In this case, because each different DRM version of an ebook is considered to be a new copy, Fictionwise had to contact each publisher and essentially ask permission to give a free copy of the book that was being removed from the customers’ bookshelf by Overdrive. Not every publisher has responded to Fictionwise yet but over 80% have agreed to allow Fictionwise to give each customer a replacement in eReader format.
I asked Fictionwise whether Overdrive’s absence would affect the number of new releases available through Fictionwise since in the last two weeks there have been a dearth of HarperCollins, Warner, and other publishers being released.
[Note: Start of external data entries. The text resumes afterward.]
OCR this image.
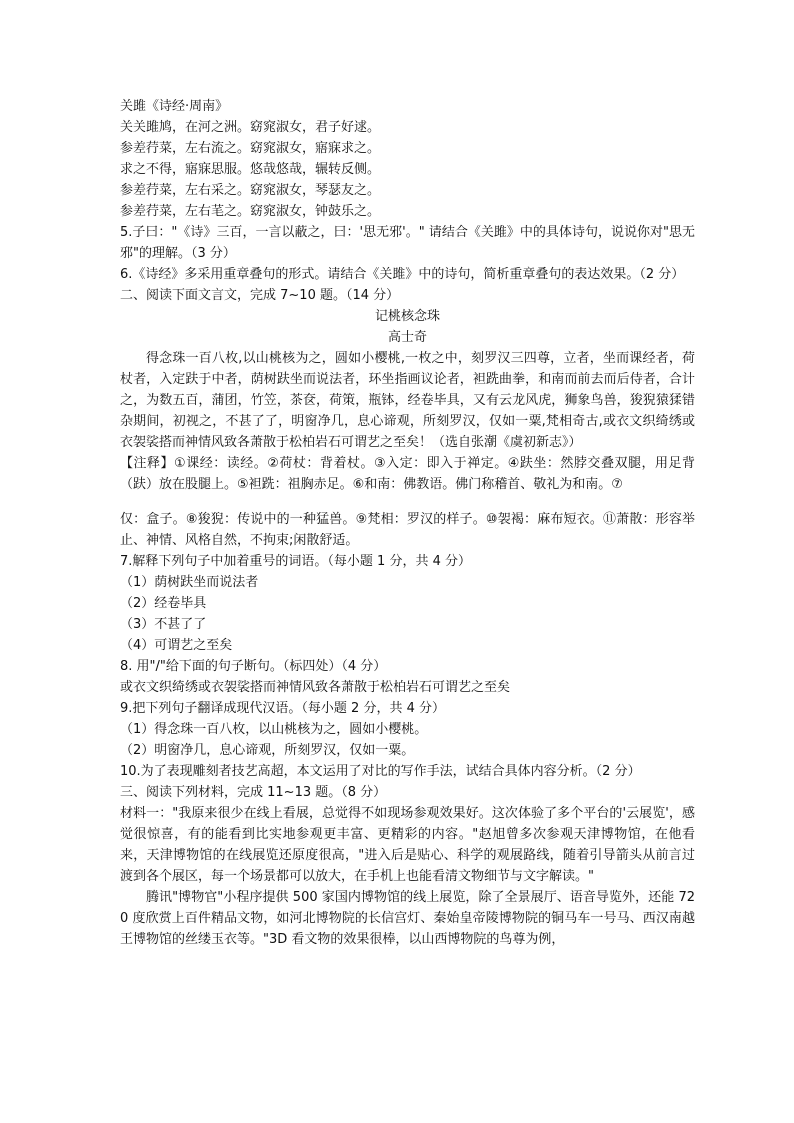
关雎《诗经·周南》
关关雎鸠，在河之洲。窈窕淑女，君子好逑。
参差荇菜，左右流之。窈窕淑女，寤寐求之。
求之不得，寤寐思服。悠哉悠哉，辗转反侧。
参差荇菜，左右采之。窈窕淑女，琴瑟友之。
参差荇菜，左右芼之。窈窕淑女，钟鼓乐之。
5.子曰："《诗》三百，一言以蔽之，曰：'思无邪'。" 请结合《关雎》中的具体诗句，说说你对"思无邪"的理解。（3 分）
6.《诗经》多采用重章叠句的形式。请结合《关雎》中的诗句，简析重章叠句的表达效果。（2 分）
二、阅读下面文言文，完成 7~10 题。（14 分）
记桃核念珠
高士奇
得念珠一百八枚,以山桃核为之，圆如小樱桃,一枚之中，刻罗汉三四尊，立者，坐而课经者，荷杖者，入定趺于中者，荫树趺坐而说法者，环坐指画议论者，袒跣曲拳，和南而前去而后侍者，合计之，为数五百，蒲团，竹笠，茶奁，荷策，瓶钵，经卷毕具，又有云龙风虎，狮象鸟兽，狻猊猿猱错杂期间，初视之，不甚了了，明窗净几，息心谛观，所刻罗汉，仅如一粟,梵相奇古,或衣文织绮绣或衣袈裟搭而神情风致各萧散于松柏岩石可谓艺之至矣！（选自张潮《虞初新志》）
【注释】①课经：读经。②荷杖：背着杖。③入定：即入于禅定。④趺坐：然脖交叠双腿，用足背（趺）放在股腿上。⑤袒跣：祖胸赤足。⑥和南：佛教语。佛门称稽首、敬礼为和南。⑦
仅：盒子。⑧狻猊：传说中的一种猛兽。⑨梵相：罗汉的样子。⑩袈褐：麻布短衣。⑪萧散：形容举止、神情、风格自然，不拘束;闲散舒适。
7.解释下列句子中加着重号的词语。（每小题 1 分，共 4 分）
（1）荫树趺坐而说法者
（2）经卷毕具
（3）不甚了了
（4）可谓艺之至矣
8. 用"/"给下面的句子断句。（标四处）（4 分）
或衣文织绮绣或衣袈裟搭而神情风致各萧散于松柏岩石可谓艺之至矣
9.把下列句子翻译成现代汉语。（每小题 2 分，共 4 分）
（1）得念珠一百八枚，以山桃核为之，圆如小樱桃。
（2）明窗净几，息心谛观，所刻罗汉，仅如一粟。
10.为了表现雕刻者技艺高超，本文运用了对比的写作手法，试结合具体内容分析。（2 分）
三、阅读下列材料，完成 11~13 题。（8 分）
材料一："我原来很少在线上看展，总觉得不如现场参观效果好。这次体验了多个平台的'云展览'，感觉很惊喜，有的能看到比实地参观更丰富、更精彩的内容。"赵旭曾多次参观天津博物馆，在他看来，天津博物馆的在线展览还原度很高，"进入后是贴心、科学的观展路线，随着引导箭头从前言过渡到各个展区，每一个场景都可以放大，在手机上也能看清文物细节与文字解读。"
腾讯"博物官"小程序提供 500 家国内博物馆的线上展览，除了全景展厅、语音导览外，还能 720 度欣赏上百件精品文物，如河北博物院的长信宫灯、秦始皇帝陵博物院的铜马车一号马、西汉南越王博物馆的丝缕玉衣等。"3D 看文物的效果很棒，以山西博物院的鸟尊为例，
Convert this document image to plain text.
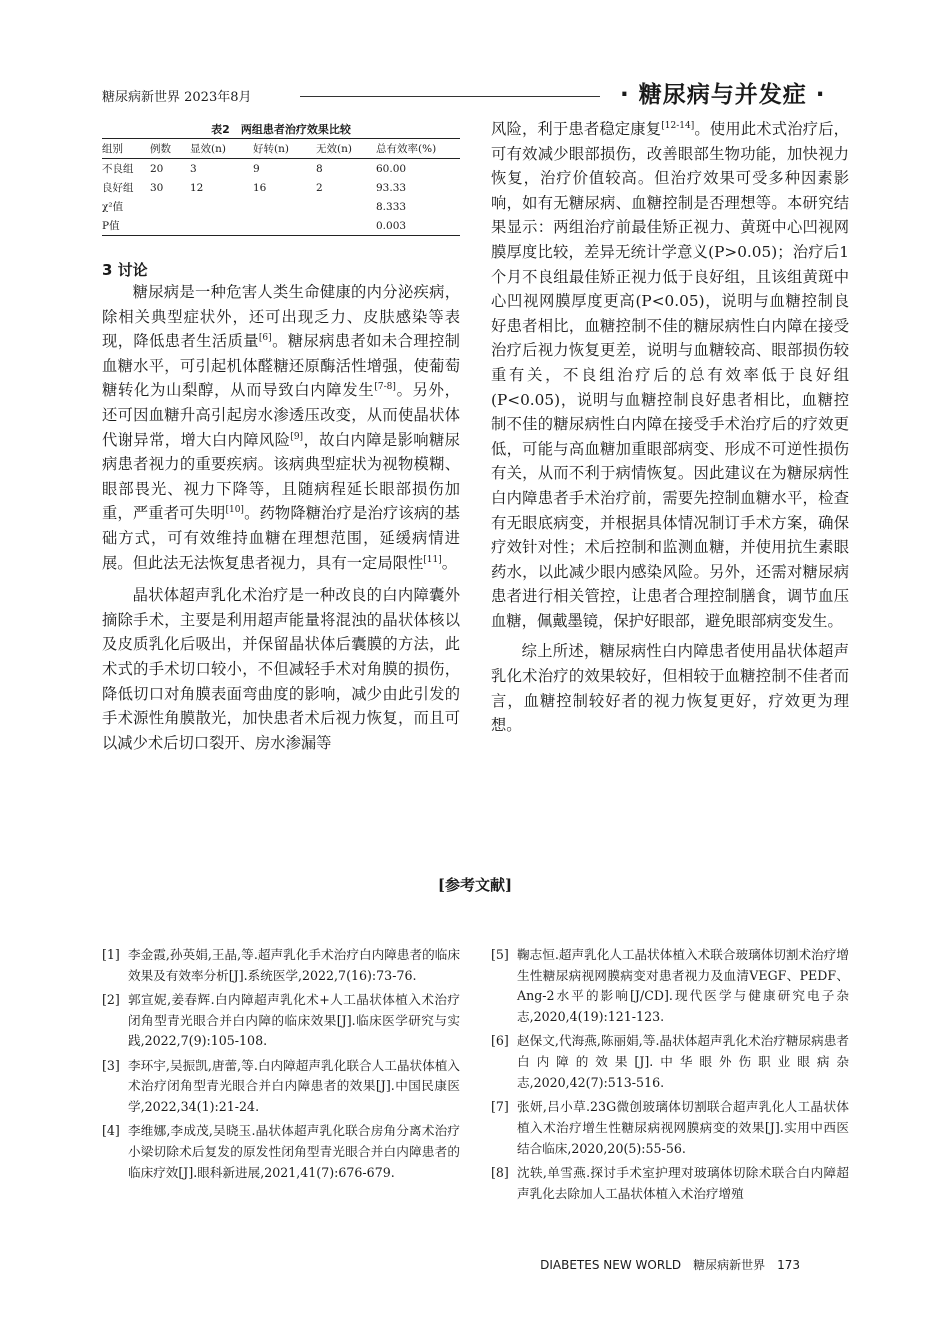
糖尿病新世界 2023年8月	· 糖尿病与并发症 ·
表2　两组患者治疗效果比较
组别	例数	显效(n)	好转(n)	无效(n)	总有效率(%)
不良组	20	3	9	8	60.00
良好组	30	12	16	2	93.33
χ²值					8.333
P值					0.003
3 讨论

糖尿病是一种危害人类生命健康的内分泌疾病，除相关典型症状外，还可出现乏力、皮肤感染等表现，降低患者生活质量[6]。糖尿病患者如未合理控制血糖水平，可引起机体醛糖还原酶活性增强，使葡萄糖转化为山梨醇，从而导致白内障发生[7-8]。另外，还可因血糖升高引起房水渗透压改变，从而使晶状体代谢异常，增大白内障风险[9]，故白内障是影响糖尿病患者视力的重要疾病。该病典型症状为视物模糊、眼部畏光、视力下降等，且随病程延长眼部损伤加重，严重者可失明[10]。药物降糖治疗是治疗该病的基础方式，可有效维持血糖在理想范围，延缓病情进展。但此法无法恢复患者视力，具有一定局限性[11]。

晶状体超声乳化术治疗是一种改良的白内障囊外摘除手术，主要是利用超声能量将混浊的晶状体核以及皮质乳化后吸出，并保留晶状体后囊膜的方法，此术式的手术切口较小，不但减轻手术对角膜的损伤，降低切口对角膜表面弯曲度的影响，减少由此引发的手术源性角膜散光，加快患者术后视力恢复，而且可以减少术后切口裂开、房水渗漏等

风险，利于患者稳定康复[12-14]。使用此术式治疗后，可有效减少眼部损伤，改善眼部生物功能，加快视力恢复，治疗价值较高。但治疗效果可受多种因素影响，如有无糖尿病、血糖控制是否理想等。本研究结果显示：两组治疗前最佳矫正视力、黄斑中心凹视网膜厚度比较，差异无统计学意义(P>0.05)；治疗后1个月不良组最佳矫正视力低于良好组，且该组黄斑中心凹视网膜厚度更高(P<0.05)，说明与血糖控制良好患者相比，血糖控制不佳的糖尿病性白内障在接受治疗后视力恢复更差，说明与血糖较高、眼部损伤较重有关，不良组治疗后的总有效率低于良好组(P<0.05)，说明与血糖控制良好患者相比，血糖控制不佳的糖尿病性白内障在接受手术治疗后的疗效更低，可能与高血糖加重眼部病变、形成不可逆性损伤有关，从而不利于病情恢复。因此建议在为糖尿病性白内障患者手术治疗前，需要先控制血糖水平，检查有无眼底病变，并根据具体情况制订手术方案，确保疗效针对性；术后控制和监测血糖，并使用抗生素眼药水，以此减少眼内感染风险。另外，还需对糖尿病患者进行相关管控，让患者合理控制膳食，调节血压血糖，佩戴墨镜，保护好眼部，避免眼部病变发生。

综上所述，糖尿病性白内障患者使用晶状体超声乳化术治疗的效果较好，但相较于血糖控制不佳者而言，血糖控制较好者的视力恢复更好，疗效更为理想。

[参考文献]
[1] 李金霞,孙英娟,王晶,等.超声乳化手术治疗白内障患者的临床效果及有效率分析[J].系统医学,2022,7(16):73-76.
[2] 郭宣妮,姜春辉.白内障超声乳化术+人工晶状体植入术治疗闭角型青光眼合并白内障的临床效果[J].临床医学研究与实践,2022,7(9):105-108.
[3] 李环宇,吴振凯,唐蕾,等.白内障超声乳化联合人工晶状体植入术治疗闭角型青光眼合并白内障患者的效果[J].中国民康医学,2022,34(1):21-24.
[4] 李维娜,李成茂,吴晓玉.晶状体超声乳化联合房角分离术治疗小梁切除术后复发的原发性闭角型青光眼合并白内障患者的临床疗效[J].眼科新进展,2021,41(7):676-679.
[5] 鞠志恒.超声乳化人工晶状体植入术联合玻璃体切割术治疗增生性糖尿病视网膜病变对患者视力及血清VEGF、PEDF、Ang-2水平的影响[J/CD].现代医学与健康研究电子杂志,2020,4(19):121-123.
[6] 赵保文,代海燕,陈丽娟,等.晶状体超声乳化术治疗糖尿病患者白内障的效果[J].中华眼外伤职业眼病杂志,2020,42(7):513-516.
[7] 张妍,吕小草.23G微创玻璃体切割联合超声乳化人工晶状体植入术治疗增生性糖尿病视网膜病变的效果[J].实用中西医结合临床,2020,20(5):55-56.
[8] 沈轶,单雪燕.探讨手术室护理对玻璃体切除术联合白内障超声乳化去除加人工晶状体植入术治疗增殖
DIABETES NEW WORLD　糖尿病新世界　173
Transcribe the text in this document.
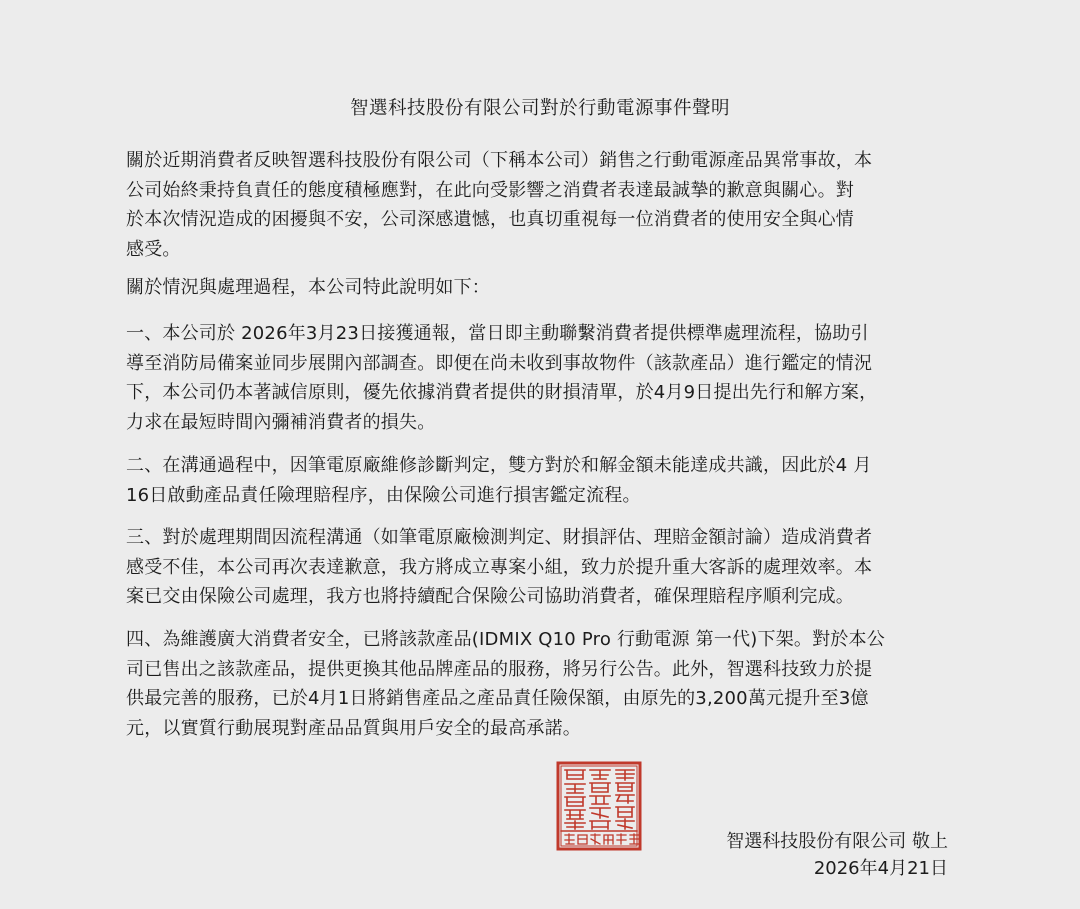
智選科技股份有限公司對於行動電源事件聲明
關於近期消費者反映智選科技股份有限公司（下稱本公司）銷售之行動電源產品異常事故，本
公司始終秉持負責任的態度積極應對，在此向受影響之消費者表達最誠摯的歉意與關心。對
於本次情況造成的困擾與不安，公司深感遺憾，也真切重視每一位消費者的使用安全與心情
感受。
關於情況與處理過程，本公司特此說明如下：
一、本公司於 2026年3月23日接獲通報，當日即主動聯繫消費者提供標準處理流程，協助引
導至消防局備案並同步展開內部調查。即便在尚未收到事故物件（該款產品）進行鑑定的情況
下，本公司仍本著誠信原則，優先依據消費者提供的財損清單，於4月9日提出先行和解方案，
力求在最短時間內彌補消費者的損失。
二、在溝通過程中，因筆電原廠維修診斷判定，雙方對於和解金額未能達成共識，因此於4 月
16日啟動產品責任險理賠程序，由保險公司進行損害鑑定流程。
三、對於處理期間因流程溝通（如筆電原廠檢測判定、財損評估、理賠金額討論）造成消費者
感受不佳，本公司再次表達歉意，我方將成立專案小組，致力於提升重大客訴的處理效率。本
案已交由保險公司處理，我方也將持續配合保險公司協助消費者，確保理賠程序順利完成。
四、為維護廣大消費者安全，已將該款產品(IDMIX Q10 Pro 行動電源 第一代)下架。對於本公
司已售出之該款產品，提供更換其他品牌產品的服務，將另行公告。此外，智選科技致力於提
供最完善的服務，已於4月1日將銷售產品之產品責任險保額，由原先的3,200萬元提升至3億
元，以實質行動展現對產品品質與用戶安全的最高承諾。
智選科技股份有限公司 敬上
2026年4月21日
I was told that Fictionwise is addressing its lack of new releases from NY publishers and we should see some immediate changes on Monday and in the forthcoming weeks.
Second, Fictionwise will continue to supply books in Mobi, MS Lit and haven’t been dependent on Overdrive for a while. It will also support Adobe but that is an issue that might take a few weeks to iron out. Fictionwise emphasized to me that it was going to support as many as format as possible.
I think Fictionwise could have done a better job of informing its customers about what was going on by emailing them or putting something on the front page, but it is trying to remedy this situation as best as technology and the law will allow them to do so.
For readers, I recommend taking time out of your day and download your books in your preferred format. Your replacement will be in ereader form and while that is widely read it’s not useable on every device out there. Make frequent backups of your ebooks. While the current federal law prohibits the stripping of DRM even for personal use, it’s the only way you can really ensure that the ebooks you buy are yours forever. Stripping the DRM is something that each reader will have to struggle with on a personal level. If you choose to do so, though, there are tools out there for many formats. More information can be found via googling.
DRM is the bane of the ebook world and it makes me sad to see this happen to Fictionwise, a store I have patronized for the last 4 years almost exclusively. I have to admit, it was a little entertaining to go through my 106 titles affected by the Overdrive/Fictionwise breakup and revisit my purchasing habits. For the record, Madeline Hunter’s ebooks were the first that I had purchased from Fictionwise.